On 6/15/2014 3:45 PM, Timon Gehr wrote:
I don't know why the documentation says that. D's @safe is about memory
safety, not undefined behavior.
...

Note that this is frustratingly unhelpful for deciphering your point about
"memory safe" <=> "verifiably @safe" by definition. Are you defining "memory
safe" or "verifiably @safe"?

I don't understand your question. I don't know what is unhelpful about saying that @safe refers to memory safety.


Note that the list of eschewed behaviors are possibly memory corrupting.

It is an incomplete list.

I ask that you enumerate the missing items, put the list in bugzilla, and tag them with the 'safe' keyword.


In any case, I
don't see how any list of (syntactic) verifiable properties of the code is
supposed to be equivalent to the (non-trivial semantic) memory safety property.

The list is not restricted to syntactic issues.


Are you assuming @trusted as an oracle for memory safety and saying @trusted
code is 'verifiably @safe' code? (That's not the intended reading.)

Not at all.

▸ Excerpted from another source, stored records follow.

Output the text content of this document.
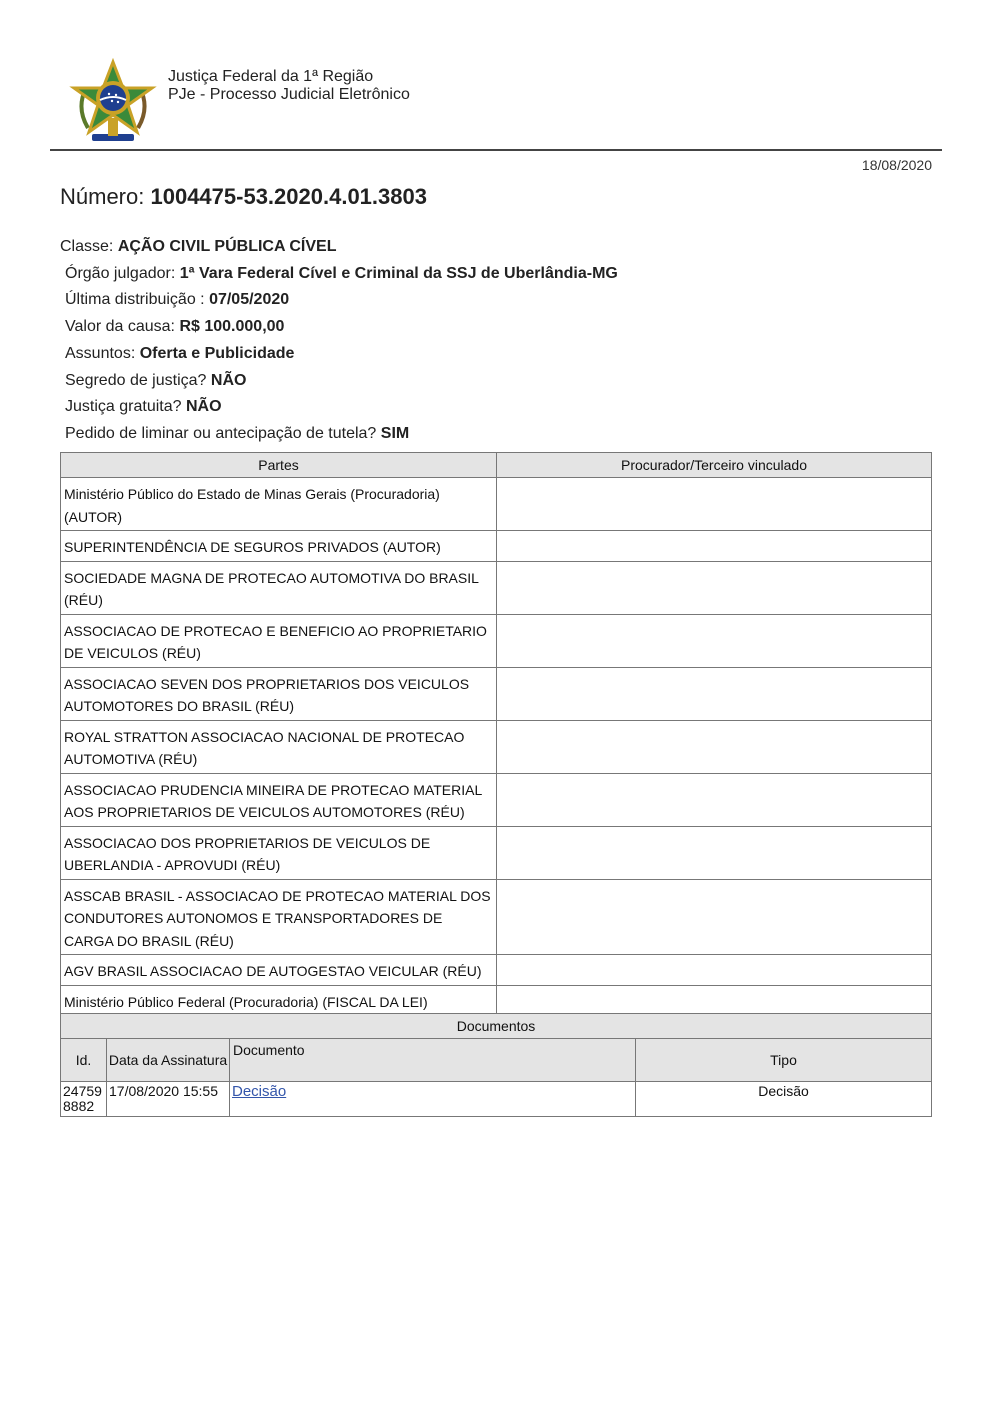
Justiça Federal da 1ª Região
PJe - Processo Judicial Eletrônico
18/08/2020
Número: 1004475-53.2020.4.01.3803
Classe: AÇÃO CIVIL PÚBLICA CÍVEL
Órgão julgador: 1ª Vara Federal Cível e Criminal da SSJ de Uberlândia-MG
Última distribuição : 07/05/2020
Valor da causa: R$ 100.000,00
Assuntos: Oferta e Publicidade
Segredo de justiça? NÃO
Justiça gratuita? NÃO
Pedido de liminar ou antecipação de tutela? SIM
Partes	Procurador/Terceiro vinculado
Ministério Público do Estado de Minas Gerais (Procuradoria) (AUTOR)	
SUPERINTENDÊNCIA DE SEGUROS PRIVADOS (AUTOR)	
SOCIEDADE MAGNA DE PROTECAO AUTOMOTIVA DO BRASIL (RÉU)	
ASSOCIACAO DE PROTECAO E BENEFICIO AO PROPRIETARIO DE VEICULOS (RÉU)	
ASSOCIACAO SEVEN DOS PROPRIETARIOS DOS VEICULOS AUTOMOTORES DO BRASIL (RÉU)	
ROYAL STRATTON ASSOCIACAO NACIONAL DE PROTECAO AUTOMOTIVA (RÉU)	
ASSOCIACAO PRUDENCIA MINEIRA DE PROTECAO MATERIAL AOS PROPRIETARIOS DE VEICULOS AUTOMOTORES (RÉU)	
ASSOCIACAO DOS PROPRIETARIOS DE VEICULOS DE UBERLANDIA - APROVUDI (RÉU)	
ASSCAB BRASIL - ASSOCIACAO DE PROTECAO MATERIAL DOS CONDUTORES AUTONOMOS E TRANSPORTADORES DE CARGA DO BRASIL (RÉU)	
AGV BRASIL ASSOCIACAO DE AUTOGESTAO VEICULAR (RÉU)	
Ministério Público Federal (Procuradoria) (FISCAL DA LEI)	
Documentos			
Id.	Data da Assinatura	Documento	Tipo
247598882	17/08/2020 15:55	Decisão	Decisão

Where does the spec suggest that?


Signed integer overflow, for example, is not listed.
Are you trying to say that signed integer overflow is undefined behaviour in D?
(This would again contradict the documentation.)

I know the spec says it follows 2's complement arithmetic. I'm not 100% confident we can rely on that for all 2's complement CPUs, and furthermore we have a bit of a problem in relying on optimizers built for C/C++ which rely on it being undefined behavior.

In any case, it is still not an issue for @safe.